Kepulauan Sula, korupsi bukan lagi kejahatan luar biasa, melainkan tradisi kekuasaan yang diwariskan tanpa malu. Dari proyek Jembatan Kali Baleha, pembangunan Masjid Desa Waigoiyofa, hingga proyek Makam Pahlawan, semuanya menyisakan aroma busuk yang belum tuntas. Kini, rakyat Sula kembali dikejutkan oleh kasus korupsi Belanja Tidak Terduga (BTT) senilai Rp28 miliar pada pengadaan Bahan Medis Habis Pakai (BMHP) bernilai Rp5 miliar
Kasus korupsi BTT di Kepulauan Sula kini bukan sekadar masalah hukum, melainkan panggung drama yang mencoreng marwah penegakan hukum. Pergantian Kepala Kejari Sula yang terus berulang di tengah penanganan kasus ini menimbulkan kecurigaan besar terhadap penegak hukum sedang ditegakkan, atau justru diarahkan?
Lebih ironis lagi, Kejati Maluku Utara yang konon melakukan evaluasi kinerja Kejari Sula sebelumnya, seolah terbungkam hasilnya tak pernah diumumkan ke publik. Transparansi lenyap, akuntabilitas mati, dan aroma intervensi kekuasaan begitu kuat tercium. Jika begini wajah penegakan hukum kita, maka rakyat berhak bertanya Kejaksaan bekerja untuk keadilan, atau untuk kekuasaan?
Beberapa pelaku tak lagi bisa bersembunyi Muhammad Bimbi, pejabat PPK, berhasil ditangkap dan sekarang sudah berstatus Terpidana. Sementara Direktur PT. Hab Lautan Bangsa Muhammad Yusril, turut digiring ke meja hijau dan tengah mempertanggungjawabkan perbuatannya di Pengadilan Tindak Pidana Korupsi (Tipikor) pada Pengadilan Negeri Ternate dengan temuan 1,6 miliar. Namun pertanyaannya berapa banyak lagi yang masih bersembunyi di balik kasus korupsi BTT pada BMHP?

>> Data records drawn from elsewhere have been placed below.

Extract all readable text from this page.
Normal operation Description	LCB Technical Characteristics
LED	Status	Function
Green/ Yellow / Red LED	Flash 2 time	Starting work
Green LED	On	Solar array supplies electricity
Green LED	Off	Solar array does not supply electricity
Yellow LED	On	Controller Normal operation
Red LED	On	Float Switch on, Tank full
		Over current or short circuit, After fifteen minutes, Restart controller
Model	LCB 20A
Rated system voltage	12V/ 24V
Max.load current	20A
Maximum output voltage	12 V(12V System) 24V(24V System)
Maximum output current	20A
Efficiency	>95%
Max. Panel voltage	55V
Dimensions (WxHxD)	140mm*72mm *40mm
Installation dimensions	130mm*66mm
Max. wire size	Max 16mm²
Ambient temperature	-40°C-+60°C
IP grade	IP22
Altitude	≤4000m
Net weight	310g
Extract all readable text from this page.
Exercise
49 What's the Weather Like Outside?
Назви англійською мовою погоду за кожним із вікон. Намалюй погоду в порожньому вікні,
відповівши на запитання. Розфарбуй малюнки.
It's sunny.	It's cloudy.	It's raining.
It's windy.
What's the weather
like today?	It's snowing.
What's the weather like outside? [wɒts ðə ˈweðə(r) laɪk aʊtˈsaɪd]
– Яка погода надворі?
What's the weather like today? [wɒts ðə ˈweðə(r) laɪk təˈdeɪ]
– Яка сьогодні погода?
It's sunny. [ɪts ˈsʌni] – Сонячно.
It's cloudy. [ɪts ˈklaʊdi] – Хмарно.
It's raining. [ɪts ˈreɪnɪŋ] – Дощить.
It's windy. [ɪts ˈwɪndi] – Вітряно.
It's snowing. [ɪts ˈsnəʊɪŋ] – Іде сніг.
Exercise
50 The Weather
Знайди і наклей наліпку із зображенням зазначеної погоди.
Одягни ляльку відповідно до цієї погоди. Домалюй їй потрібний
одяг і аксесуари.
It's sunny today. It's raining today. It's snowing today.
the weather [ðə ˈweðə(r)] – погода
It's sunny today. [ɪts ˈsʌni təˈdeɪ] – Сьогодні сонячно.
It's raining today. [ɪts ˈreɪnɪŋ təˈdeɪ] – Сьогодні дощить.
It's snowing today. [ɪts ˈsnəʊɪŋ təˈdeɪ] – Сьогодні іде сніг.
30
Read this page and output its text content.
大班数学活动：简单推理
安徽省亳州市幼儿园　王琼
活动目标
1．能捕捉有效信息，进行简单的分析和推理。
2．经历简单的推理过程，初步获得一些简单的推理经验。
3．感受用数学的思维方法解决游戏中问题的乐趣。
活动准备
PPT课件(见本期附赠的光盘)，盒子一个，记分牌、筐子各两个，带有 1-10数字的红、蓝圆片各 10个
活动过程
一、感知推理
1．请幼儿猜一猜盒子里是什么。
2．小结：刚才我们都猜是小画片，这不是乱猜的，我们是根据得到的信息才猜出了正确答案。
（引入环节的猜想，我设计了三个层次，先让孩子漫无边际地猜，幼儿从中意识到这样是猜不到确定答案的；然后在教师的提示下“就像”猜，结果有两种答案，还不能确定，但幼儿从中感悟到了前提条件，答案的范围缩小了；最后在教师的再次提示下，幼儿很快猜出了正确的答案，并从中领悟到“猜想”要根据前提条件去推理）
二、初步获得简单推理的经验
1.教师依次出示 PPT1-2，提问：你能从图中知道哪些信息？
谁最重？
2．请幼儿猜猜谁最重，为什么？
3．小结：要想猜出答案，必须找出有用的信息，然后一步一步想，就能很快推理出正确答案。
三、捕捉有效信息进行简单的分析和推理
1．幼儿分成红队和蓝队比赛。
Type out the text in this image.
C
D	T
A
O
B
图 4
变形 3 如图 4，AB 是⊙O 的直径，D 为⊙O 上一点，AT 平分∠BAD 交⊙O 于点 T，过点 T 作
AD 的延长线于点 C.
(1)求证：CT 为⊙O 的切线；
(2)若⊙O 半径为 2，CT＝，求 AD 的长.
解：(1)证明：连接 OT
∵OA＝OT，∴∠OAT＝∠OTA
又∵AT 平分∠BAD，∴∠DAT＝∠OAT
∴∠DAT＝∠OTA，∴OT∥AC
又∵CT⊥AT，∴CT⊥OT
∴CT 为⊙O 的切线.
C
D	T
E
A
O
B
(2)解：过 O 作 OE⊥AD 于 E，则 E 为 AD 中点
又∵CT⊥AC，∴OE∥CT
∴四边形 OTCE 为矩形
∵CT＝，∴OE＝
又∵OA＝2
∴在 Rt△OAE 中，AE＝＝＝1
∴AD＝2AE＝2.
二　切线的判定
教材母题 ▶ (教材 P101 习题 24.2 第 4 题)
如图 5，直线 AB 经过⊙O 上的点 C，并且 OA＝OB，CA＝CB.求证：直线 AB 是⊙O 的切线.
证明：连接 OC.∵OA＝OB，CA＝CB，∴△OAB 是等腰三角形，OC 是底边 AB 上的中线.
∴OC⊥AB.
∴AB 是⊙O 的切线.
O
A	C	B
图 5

September 2025 lalu, terungkap fakta mengejutkan beberapa nama yang disebut ikut terlibat dalam pusaran korupsi BTT pada BMHP. Di antaranya, salah satu kontraktor yang dikenal dengan sebutan Puang Aso, oknum anggota DPRD LL, yang juga merupakan mantan Ketua Partai PBB Kepulauan Sula, oknum Ptl Kepala Dinas Kesehatan, hingga oknum Bupati Kepulauan Sula turut disebut dan diduga terlibat. Fakta ini menimbulkan pertanyaan besar apakah nama-nama yang telah terungkap di persidangan perihal keterlibatan mereka itu akan benar-benar dipanggil dan dimintai pertanggungjawaban secara hukum? Pada titik inilah citra Kejari Sula dipertaruhkan dalam kasus korupsi BTT.
Fakta persidangan dengan terang membongkar keterlibatan sejumlah pihak yang selama ini seolah kebal dari jeratan hukum. Pertama, bukti percakapan WhatsApp antara oknum bernama Puang Aso dan oknum anggota DPRD berinisial LL mengungkap adanya komunikasi terkait proses pencairan anggaran BMHP. Kedua, terungkap perintah kepada Terdakwa Yusril untuk menyerahkan uang senilai Rp100 juta kepada oknum DPRD LL, agar diserahkan kepada Terdakwa Bimbi dan selanjutnya diberikan kepada oknum jaksa demi penerbitan SP3 kasus BTT Sula. Fakta ini diperkuat oleh bukti transfer uang senilai Rp5,2 miliar yang memperlihatkan aliran dana mencurigakan di balik kasus tersebut.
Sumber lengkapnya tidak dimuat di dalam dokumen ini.